> a marked improvement in our user engagement in a day.

Do you have any idea what has caused this engagement improvement and indeed do you actually have any metrics or is it hearsay?

It is much easier to knock something up in a day as you have done, but often the reason manual things take longer is they are based on actual testing and research which takes longer than a day however you do it. The manual way gives you much more data on the hows and whys, and will inform you much more in the future when you need to change again instead of just 'ai did it last time, lets use it again!'

No, we did a actual test using our existing testing framework. We have shitloads of metrics to know when a user gets stuck, when they give up, which login path they took, etc.

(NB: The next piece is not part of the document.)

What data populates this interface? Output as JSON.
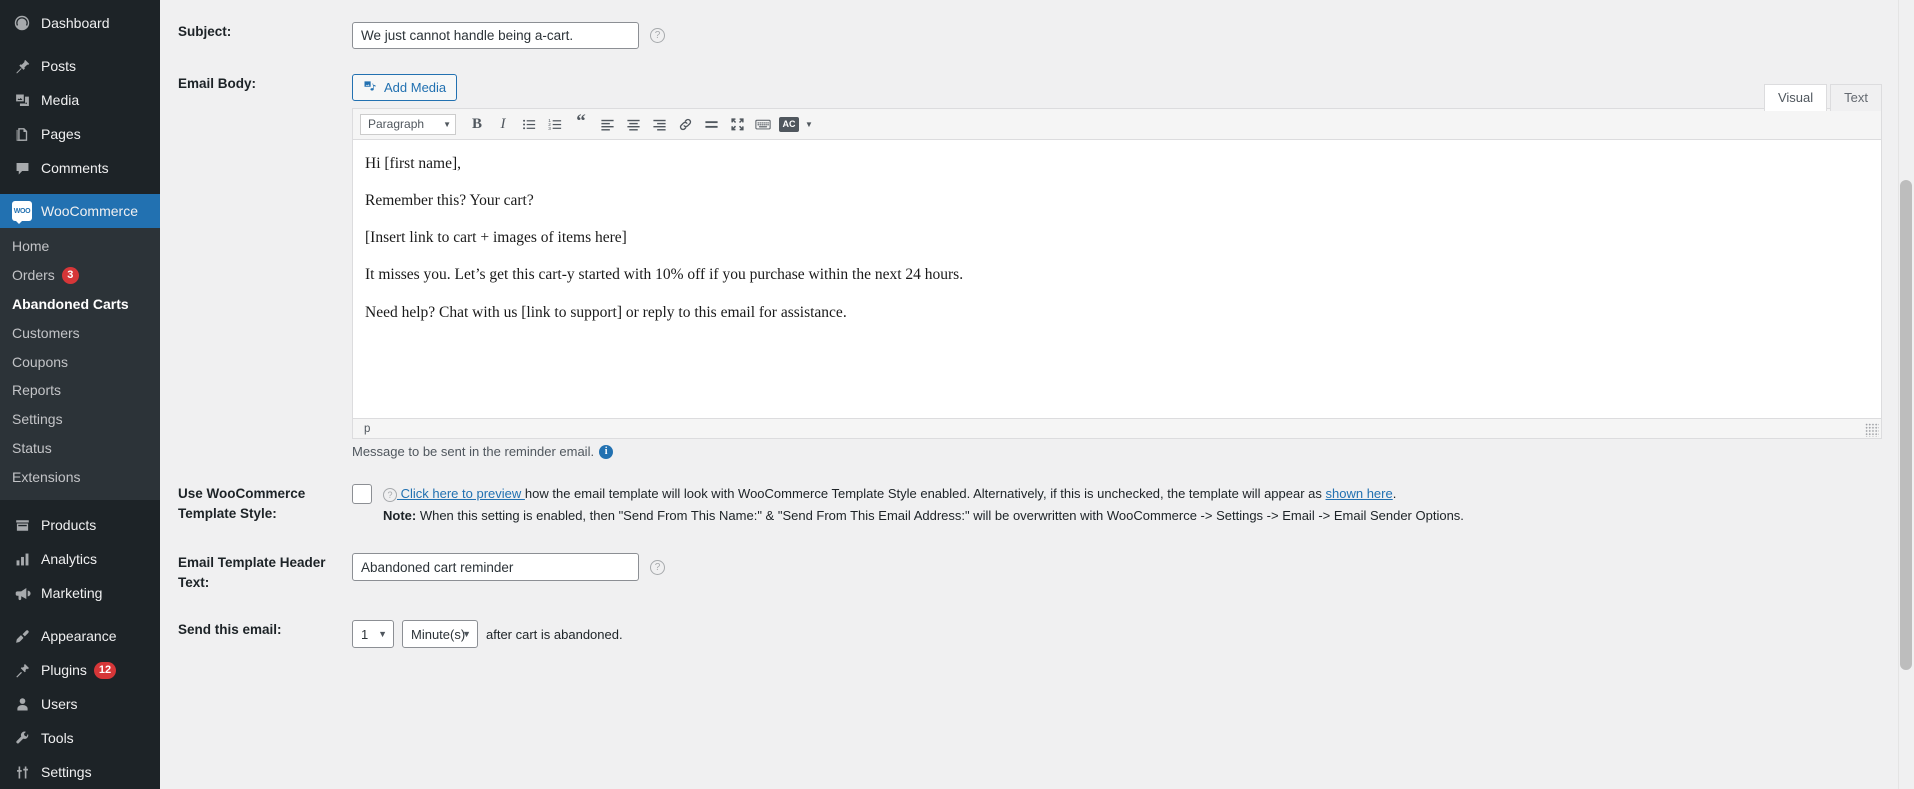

This wasn't a half assed test but a legitimate effort to improve something that we never prioritized

We had a legitimate 25% reduction in users giving up logging in in a system that has millions of users.

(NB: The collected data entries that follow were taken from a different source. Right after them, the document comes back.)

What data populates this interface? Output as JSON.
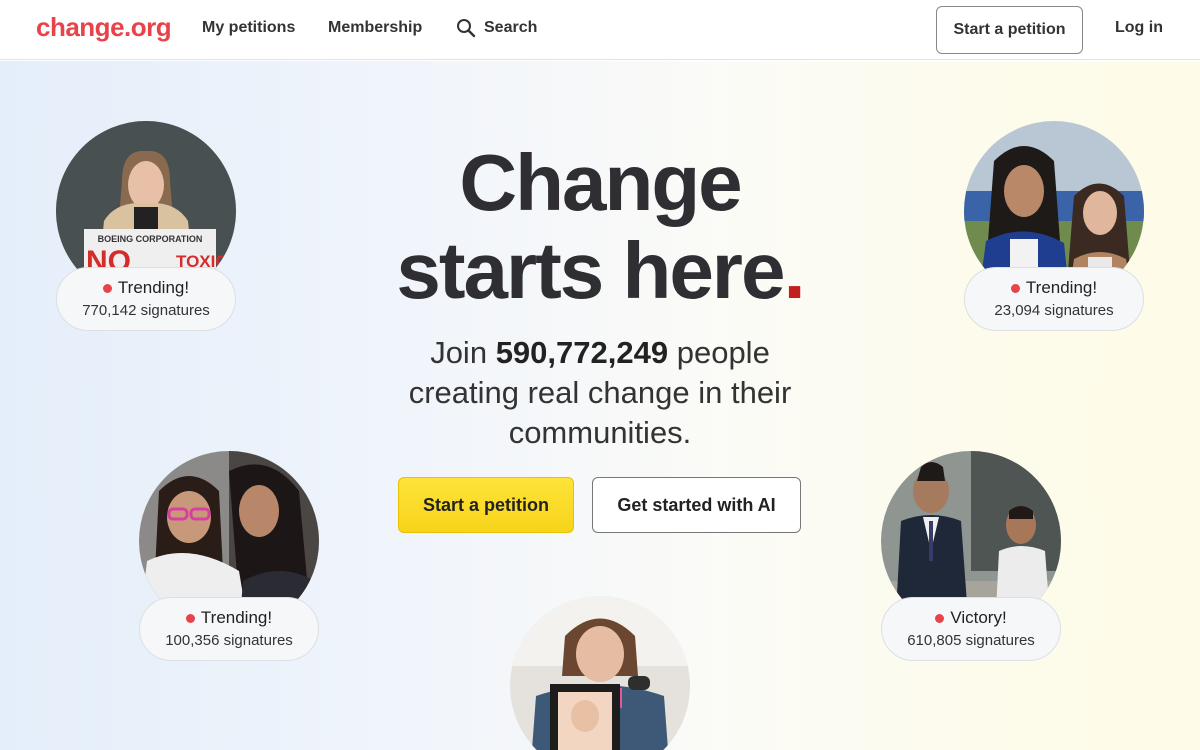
{
  "header": {
    "logo": "change.org",
    "nav": {
      "my_petitions": "My petitions",
      "membership": "Membership",
      "search": "Search"
    },
    "start_petition": "Start a petition",
    "login": "Log in"
  },
  "hero": {
    "headline_line1": "Change",
    "headline_line2": "starts here",
    "headline_dot": ".",
    "sub_join": "Join",
    "sub_count": "590,772,249",
    "sub_rest": "people creating real change in their communities.",
    "primary_button": "Start a petition",
    "secondary_button": "Get started with AI"
  },
  "petitions": [
    {
      "status": "Trending!",
      "signatures": "770,142 signatures",
      "photo_sign_text_1": "BOEING CORPORATION",
      "photo_sign_text_2": "TOXIC"
    },
    {
      "status": "Trending!",
      "signatures": "23,094 signatures"
    },
    {
      "status": "Trending!",
      "signatures": "100,356 signatures"
    },
    {
      "status": "Victory!",
      "signatures": "610,805 signatures"
    }
  ],
  "colors": {
    "brand": "#e8434a",
    "accent_yellow": "#f7d41a",
    "headline_dot": "#c3201d"
  }
}
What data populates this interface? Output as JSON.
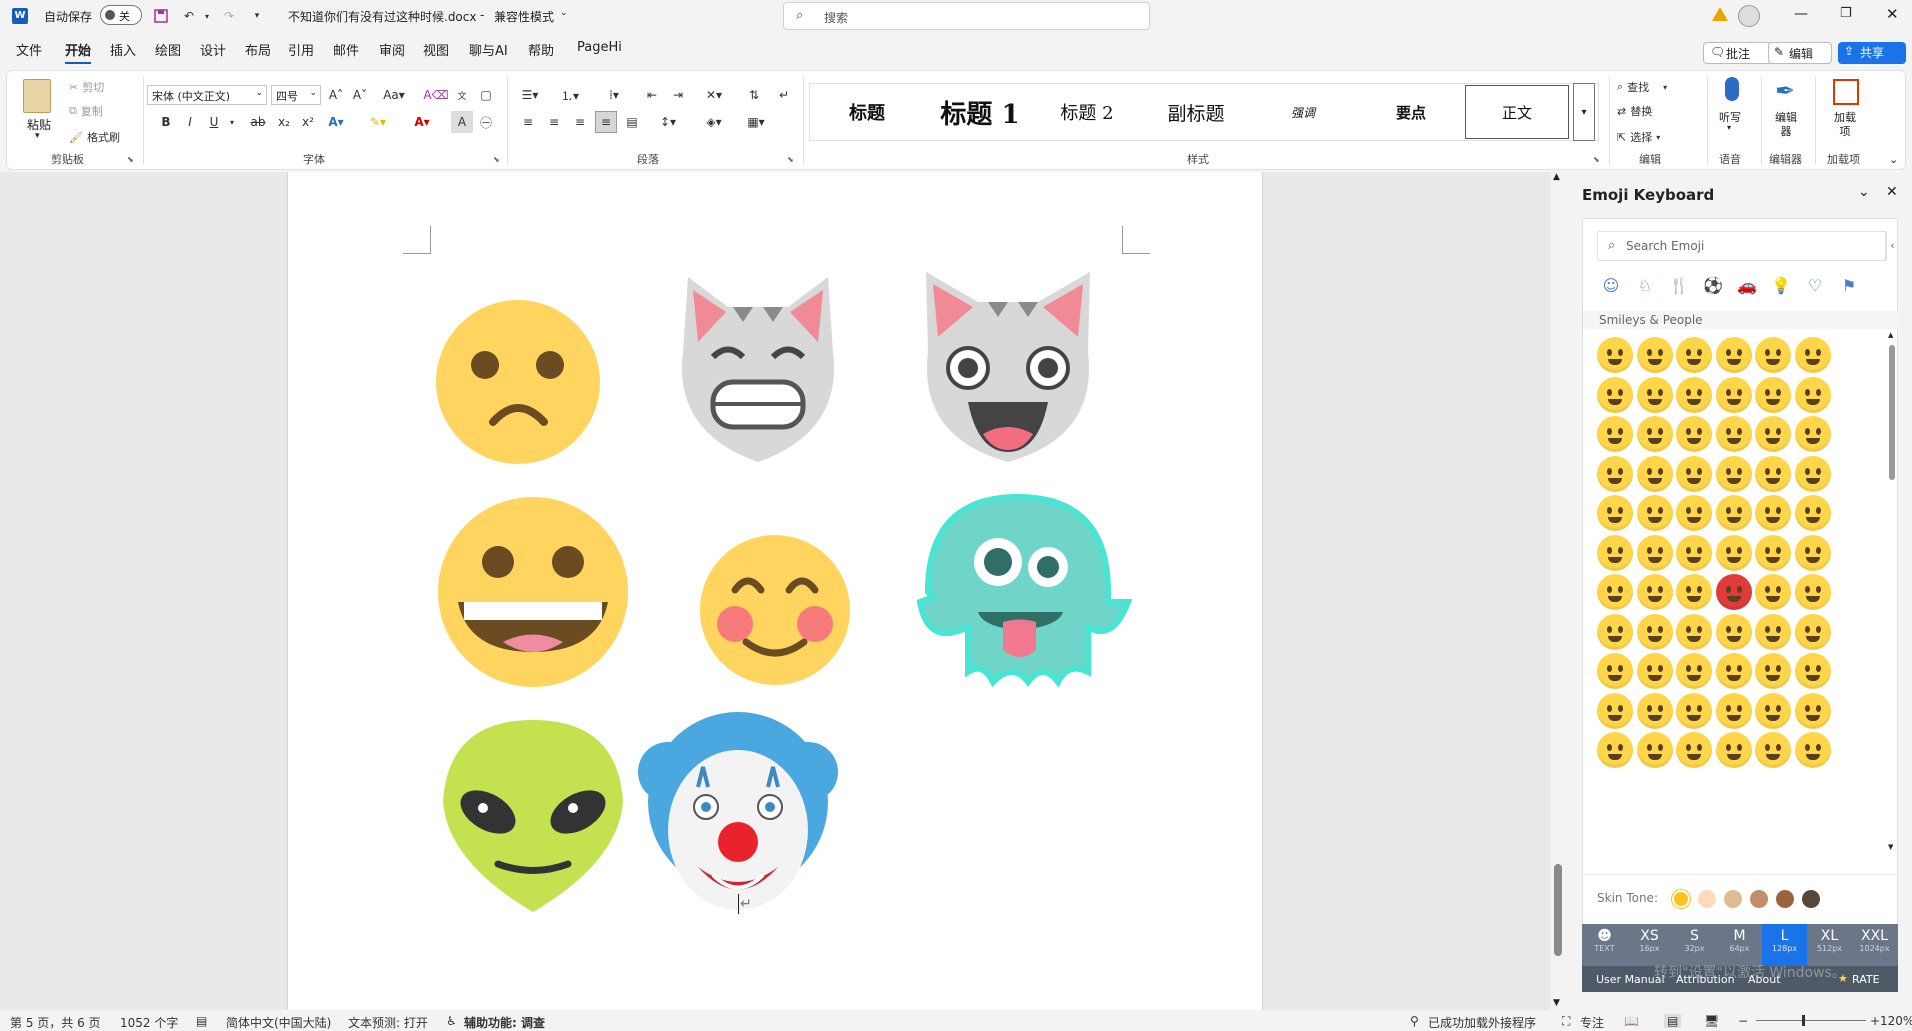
{
  "titlebar": {
    "autosave_label": "自动保存",
    "autosave_state": "关",
    "doc_title": "不知道你们有没有过这种时候.docx",
    "mode": "兼容性模式",
    "search_placeholder": "搜索"
  },
  "menu": {
    "tabs": [
      "文件",
      "开始",
      "插入",
      "绘图",
      "设计",
      "布局",
      "引用",
      "邮件",
      "审阅",
      "视图",
      "聊与AI",
      "帮助",
      "PageHi"
    ],
    "comment_btn": "批注",
    "edit_btn": "编辑",
    "share_btn": "共享"
  },
  "ribbon": {
    "clipboard": {
      "paste": "粘贴",
      "cut": "剪切",
      "copy": "复制",
      "format_painter": "格式刷",
      "label": "剪贴板"
    },
    "font": {
      "name": "宋体 (中文正文)",
      "size": "四号",
      "label": "字体"
    },
    "paragraph": {
      "label": "段落"
    },
    "styles": {
      "items": [
        "标题",
        "标题 1",
        "标题 2",
        "副标题",
        "强调",
        "要点",
        "正文"
      ],
      "label": "样式"
    },
    "editing": {
      "find": "查找",
      "replace": "替换",
      "select": "选择",
      "label": "编辑"
    },
    "voice": {
      "dictate": "听写",
      "label": "语音"
    },
    "editor": {
      "name": "编辑器",
      "label": "编辑器"
    },
    "addins": {
      "name": "加载项",
      "label": "加载项"
    }
  },
  "panel": {
    "title": "Emoji Keyboard",
    "search_placeholder": "Search Emoji",
    "section": "Smileys & People",
    "skin_tone_label": "Skin Tone:",
    "sizes": [
      {
        "label": "TEXT",
        "px": ""
      },
      {
        "label": "XS",
        "px": "16px"
      },
      {
        "label": "S",
        "px": "32px"
      },
      {
        "label": "M",
        "px": "64px"
      },
      {
        "label": "L",
        "px": "128px"
      },
      {
        "label": "XL",
        "px": "512px"
      },
      {
        "label": "XXL",
        "px": "1024px"
      }
    ],
    "footer": {
      "manual": "User Manual",
      "attribution": "Attribution",
      "about": "About",
      "rate": "RATE"
    },
    "watermark": "转到\"设置\"以激活 Windows。"
  },
  "status": {
    "page": "第 5 页，共 6 页",
    "words": "1052 个字",
    "language": "简体中文(中国大陆)",
    "predict": "文本预测: 打开",
    "access": "辅助功能: 调查",
    "addins": "已成功加载外接程序",
    "focus": "专注",
    "zoom": "120%"
  },
  "colors": {
    "accent": "#185abd",
    "share": "#1a73e8",
    "emoji_yellow": "#ffd54a"
  }
}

We ran a 50-50 AB test for several weeks to confirm the data and then turned it on completely

edit: If you haven't already read my post, I'd also like to say that the benefit AI gives us is that I worked on something I never get to work on, the analyst got to try a hunch he always had, and we got to see it go live in a day. If it didn't' work out, we were out a day of work which beats the few weeks of an effort prior to AI that we would spend on something just to find out it didn't work.

This seems consistent with OP. You had a feature where most of his Gantt chart is, in effect, already done: you had a clear problem with a clear well thought out design/solution (with associated documentation) in mind, you had a well setup analytics process for deployment and followup... you really had everything except that big fat chunk in the middle labeled 'coding'. So in your anecdote, an agentic coding LLM really could deliver a huge speedup by doing the remaining 10% or whatever of the work.

This is why LLMs are really great 'knocking off the todo/wishlist' of things you always meant to do. The problem, as far as broader discussions of 'productivity multipliers' or 'total factor productivity' go is that there's a certain perverse diminishing returns to such wishlist items (if each item was all that important, why didn't it get done before?), they generally only apply to a small part of a large complicated whole (what % of your ecosystem/business/community as a whole is the login page, as pleasing and profitable as that fix is relative to the investment? Probably not a big %), and they are also finite (what happens when you have worked through your backlog of lowhanging fruit?).

I ask myself these same questions every workday. Are you cooking any new articles on this topic, Gwern? Reading your (thoroughly researched) thoughts often helps me clarify my own.